La liebre americana cambia cada invierno su pelaje pardo de verano por un blanco puro y desaparece contra la nieve. La muda la dispara la duración del día, no el clima, así que la liebre no puede saber que los inviernos más cálidos ahora traen la nieve más tarde y la derriten antes. El resultado es un desajuste: un animal de un blanco brillante varado sobre tierra parda, iluminado para todo depredador. Cada semana atrapada a destiempo eleva sus probabilidades de morir en torno a un siete por ciento, y el momento de la muda apenas se desplaza para seguir el ritmo.
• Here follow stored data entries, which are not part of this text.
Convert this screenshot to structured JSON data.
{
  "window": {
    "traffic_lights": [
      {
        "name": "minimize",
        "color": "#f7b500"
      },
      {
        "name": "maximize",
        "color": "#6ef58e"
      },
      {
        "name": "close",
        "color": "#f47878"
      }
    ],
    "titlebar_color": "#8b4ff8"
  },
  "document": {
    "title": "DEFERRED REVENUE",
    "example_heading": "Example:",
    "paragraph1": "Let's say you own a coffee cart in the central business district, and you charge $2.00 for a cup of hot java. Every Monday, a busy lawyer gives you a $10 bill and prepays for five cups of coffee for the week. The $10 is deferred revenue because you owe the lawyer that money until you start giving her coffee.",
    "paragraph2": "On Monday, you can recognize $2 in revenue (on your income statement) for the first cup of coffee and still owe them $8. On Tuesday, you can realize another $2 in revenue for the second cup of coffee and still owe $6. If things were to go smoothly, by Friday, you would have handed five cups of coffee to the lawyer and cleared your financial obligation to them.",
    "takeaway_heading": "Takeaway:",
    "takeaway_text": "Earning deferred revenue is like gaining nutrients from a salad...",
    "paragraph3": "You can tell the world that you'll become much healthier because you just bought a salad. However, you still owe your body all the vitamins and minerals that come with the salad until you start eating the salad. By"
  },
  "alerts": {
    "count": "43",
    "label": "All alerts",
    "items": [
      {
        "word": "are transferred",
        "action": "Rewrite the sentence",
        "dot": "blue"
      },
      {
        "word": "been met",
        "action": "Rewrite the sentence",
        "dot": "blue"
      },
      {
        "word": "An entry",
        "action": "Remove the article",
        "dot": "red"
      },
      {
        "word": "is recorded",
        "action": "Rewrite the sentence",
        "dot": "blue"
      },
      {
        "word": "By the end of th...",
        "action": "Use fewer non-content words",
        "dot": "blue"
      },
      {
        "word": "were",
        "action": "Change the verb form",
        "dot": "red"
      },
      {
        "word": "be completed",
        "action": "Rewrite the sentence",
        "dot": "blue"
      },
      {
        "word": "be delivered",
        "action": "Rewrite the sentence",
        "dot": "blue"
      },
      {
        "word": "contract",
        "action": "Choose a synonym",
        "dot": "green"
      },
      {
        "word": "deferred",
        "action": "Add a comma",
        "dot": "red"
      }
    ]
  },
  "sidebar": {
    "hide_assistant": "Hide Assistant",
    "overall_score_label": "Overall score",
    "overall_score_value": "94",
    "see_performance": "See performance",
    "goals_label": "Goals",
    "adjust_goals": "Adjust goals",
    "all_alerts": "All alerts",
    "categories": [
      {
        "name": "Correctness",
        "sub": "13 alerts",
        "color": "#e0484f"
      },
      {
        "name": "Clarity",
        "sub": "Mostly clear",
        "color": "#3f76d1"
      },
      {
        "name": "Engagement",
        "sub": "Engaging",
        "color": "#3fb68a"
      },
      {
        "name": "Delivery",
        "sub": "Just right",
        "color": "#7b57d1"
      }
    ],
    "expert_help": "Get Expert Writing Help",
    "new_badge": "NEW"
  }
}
Daltónica, y aun así iguala cualquier color a su alrededor

Daltónica, y aun así iguala cualquier color a su alrededor

Una sepia puede fundirse con un arrecife multicolor en un instante, lo cual es desconcertante, porque sus ojos llevan un solo tipo de sensor de luz: según las reglas habituales debería ser daltónica. Una idea: su extraña pupila en forma de W dispersa la luz entrante en una mancha de colores, igual que una lente barata orla una imagen, de modo que las distintas longitudes de onda enfocan a profundidades diferentes. Al buscar el enfoque más nítido, el animal podría leer el color con un único sensor y ajustar su piel para igualarlo.